Let us consider Proverbs 16:19 as we observe the words of the Apostle Paul…

“Not that I am speaking of being in need, for I have learned in whatever situation I am to be content. I know how to be brought low, and I know how to abound. In any and every circumstance, I have learned the secret of facing plenty and hunger, abundance and need. I can do all things through him who strengthens me.” – Philippians 4:11-13 ESV

Ultimately, it’s better to have nothing and a humble heart, than have everything and be at odds with our God.

(I hope the horn on that Escalade breaks and starts blowing when they’re behind a State Trooper)

 

 


The Cost of Bribes

Proverbs 15:27

“He that is greedy of gain troubleth his own house; but he that hateth gifts shall live.” 

“A greedy man brings trouble to his family, but he who hates bribes will live.” – NIV

Same Script

Have you ever noticed how most crime dramas on television are the same, at least in the writing department?
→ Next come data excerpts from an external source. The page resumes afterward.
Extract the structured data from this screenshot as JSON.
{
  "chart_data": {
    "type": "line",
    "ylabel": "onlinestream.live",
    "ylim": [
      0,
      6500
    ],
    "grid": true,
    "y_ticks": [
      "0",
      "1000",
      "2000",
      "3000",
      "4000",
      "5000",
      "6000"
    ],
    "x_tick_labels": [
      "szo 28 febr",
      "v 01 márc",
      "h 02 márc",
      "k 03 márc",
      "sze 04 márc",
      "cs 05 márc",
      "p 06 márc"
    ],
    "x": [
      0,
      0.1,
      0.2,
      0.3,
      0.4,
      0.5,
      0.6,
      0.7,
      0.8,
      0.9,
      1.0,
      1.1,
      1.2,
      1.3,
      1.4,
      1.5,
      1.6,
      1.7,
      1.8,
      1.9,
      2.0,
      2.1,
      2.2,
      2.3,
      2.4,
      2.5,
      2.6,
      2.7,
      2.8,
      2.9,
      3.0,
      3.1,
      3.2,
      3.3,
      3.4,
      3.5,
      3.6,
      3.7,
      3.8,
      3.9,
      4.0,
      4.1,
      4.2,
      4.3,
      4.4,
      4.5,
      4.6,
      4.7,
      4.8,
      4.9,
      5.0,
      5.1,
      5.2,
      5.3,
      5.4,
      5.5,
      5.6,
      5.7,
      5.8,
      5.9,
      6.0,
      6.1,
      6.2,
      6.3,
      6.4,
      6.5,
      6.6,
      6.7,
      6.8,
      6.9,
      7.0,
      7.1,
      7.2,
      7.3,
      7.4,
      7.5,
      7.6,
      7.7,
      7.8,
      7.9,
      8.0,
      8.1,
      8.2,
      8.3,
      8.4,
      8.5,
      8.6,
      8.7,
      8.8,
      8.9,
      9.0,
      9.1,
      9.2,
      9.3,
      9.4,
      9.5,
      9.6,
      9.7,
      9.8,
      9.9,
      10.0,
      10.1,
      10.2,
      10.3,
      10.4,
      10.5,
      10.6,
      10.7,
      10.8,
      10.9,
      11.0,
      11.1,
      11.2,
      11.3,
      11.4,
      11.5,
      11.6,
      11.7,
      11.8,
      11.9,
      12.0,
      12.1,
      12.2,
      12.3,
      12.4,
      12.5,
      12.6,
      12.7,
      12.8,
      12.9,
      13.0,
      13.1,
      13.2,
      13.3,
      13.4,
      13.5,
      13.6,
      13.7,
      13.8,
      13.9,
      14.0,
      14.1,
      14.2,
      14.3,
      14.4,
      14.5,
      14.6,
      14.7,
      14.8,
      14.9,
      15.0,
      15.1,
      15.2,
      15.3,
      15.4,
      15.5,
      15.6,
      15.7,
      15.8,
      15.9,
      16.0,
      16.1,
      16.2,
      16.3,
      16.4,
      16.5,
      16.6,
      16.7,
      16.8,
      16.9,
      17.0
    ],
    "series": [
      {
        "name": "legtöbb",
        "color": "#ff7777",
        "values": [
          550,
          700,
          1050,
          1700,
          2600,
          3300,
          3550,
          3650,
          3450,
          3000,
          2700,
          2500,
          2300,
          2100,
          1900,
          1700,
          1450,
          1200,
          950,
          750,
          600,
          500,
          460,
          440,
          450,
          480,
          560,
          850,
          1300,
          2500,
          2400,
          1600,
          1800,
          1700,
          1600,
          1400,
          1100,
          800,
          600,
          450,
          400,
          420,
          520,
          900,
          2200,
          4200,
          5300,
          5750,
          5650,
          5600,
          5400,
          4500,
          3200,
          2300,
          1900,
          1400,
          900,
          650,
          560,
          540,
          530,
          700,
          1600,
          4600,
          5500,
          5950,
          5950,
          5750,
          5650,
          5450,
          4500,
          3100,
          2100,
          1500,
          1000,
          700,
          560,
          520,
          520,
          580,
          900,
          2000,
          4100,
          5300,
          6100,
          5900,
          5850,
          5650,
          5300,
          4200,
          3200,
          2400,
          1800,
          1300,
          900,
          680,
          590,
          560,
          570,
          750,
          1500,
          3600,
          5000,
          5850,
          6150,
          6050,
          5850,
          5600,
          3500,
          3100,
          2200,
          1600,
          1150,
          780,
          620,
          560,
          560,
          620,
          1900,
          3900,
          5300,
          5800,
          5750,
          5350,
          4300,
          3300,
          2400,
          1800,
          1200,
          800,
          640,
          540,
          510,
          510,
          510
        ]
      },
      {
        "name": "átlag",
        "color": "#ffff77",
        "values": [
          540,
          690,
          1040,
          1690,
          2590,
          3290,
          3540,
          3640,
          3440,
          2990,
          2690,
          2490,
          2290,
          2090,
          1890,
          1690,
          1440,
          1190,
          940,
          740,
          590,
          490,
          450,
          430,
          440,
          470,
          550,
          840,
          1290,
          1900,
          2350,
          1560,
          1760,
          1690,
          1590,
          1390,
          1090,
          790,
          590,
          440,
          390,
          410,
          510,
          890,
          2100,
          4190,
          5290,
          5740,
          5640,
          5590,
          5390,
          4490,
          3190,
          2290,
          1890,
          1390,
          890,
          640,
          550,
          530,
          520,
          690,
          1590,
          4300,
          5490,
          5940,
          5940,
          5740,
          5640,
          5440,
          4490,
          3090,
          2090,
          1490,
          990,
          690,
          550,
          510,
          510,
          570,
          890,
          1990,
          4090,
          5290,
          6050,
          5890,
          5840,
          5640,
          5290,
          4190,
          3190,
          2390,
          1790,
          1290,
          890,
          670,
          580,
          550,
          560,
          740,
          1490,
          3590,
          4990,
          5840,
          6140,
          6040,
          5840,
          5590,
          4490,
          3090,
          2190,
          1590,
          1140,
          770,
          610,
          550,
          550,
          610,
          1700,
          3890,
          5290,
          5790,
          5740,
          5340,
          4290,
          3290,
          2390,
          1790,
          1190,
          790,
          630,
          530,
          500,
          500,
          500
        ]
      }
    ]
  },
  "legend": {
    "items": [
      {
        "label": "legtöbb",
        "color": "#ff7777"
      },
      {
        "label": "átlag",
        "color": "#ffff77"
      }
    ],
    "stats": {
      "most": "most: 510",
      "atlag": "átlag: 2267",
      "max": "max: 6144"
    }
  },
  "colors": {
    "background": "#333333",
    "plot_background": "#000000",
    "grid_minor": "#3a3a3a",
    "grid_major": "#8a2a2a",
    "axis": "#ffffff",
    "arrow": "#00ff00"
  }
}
When we read in Ecclesiastes 1:9 that there is “no new thing under the sun,” it especially applies to television and movie plots.

One reason that it is hard to come up with anything new is because men keep doing the same things over and over again. The stories are all so similar in pattern because the template is ingrained in man’s fallen nature. He keeps falling for the same old tricks every time, like fish that never question a swimming worm.

One common story line involves a man who needs money, takes a bribe, gets caught, then brings his family to ruin. It varies, of course, but whether it’s a politician who takes a bribe in order to keep his career afloat, or a discouraged policeman who deals confiscated drugs in order to take care of his sick children, the end is always the same – trouble.

Doing What’s Right

It is not always easy to turn down easy money. Sometimes the offer can seem pretty tempting. Several years ago my wife and I were asked to hire undocumented workers in order to keep down the costs of a cleaning contract. We were told over and over, “They work hard for little money…everyone does it…no one will find out.” We could have saved thousands of dollars in labor costs.

Doing what is right, however, is more important than money. Greed is the downfall of many. What would have happened my wife’s company had been visited by federal agents? How many lies would she have been responsible for when she filed payroll taxes? What would have happened to our family of one of us had been sent to jail?

Even when times are at their worst, doing wrong, taking a bribe, doing it for the money, is never good for one’s home. Somebody down the line will pay for poor choices made.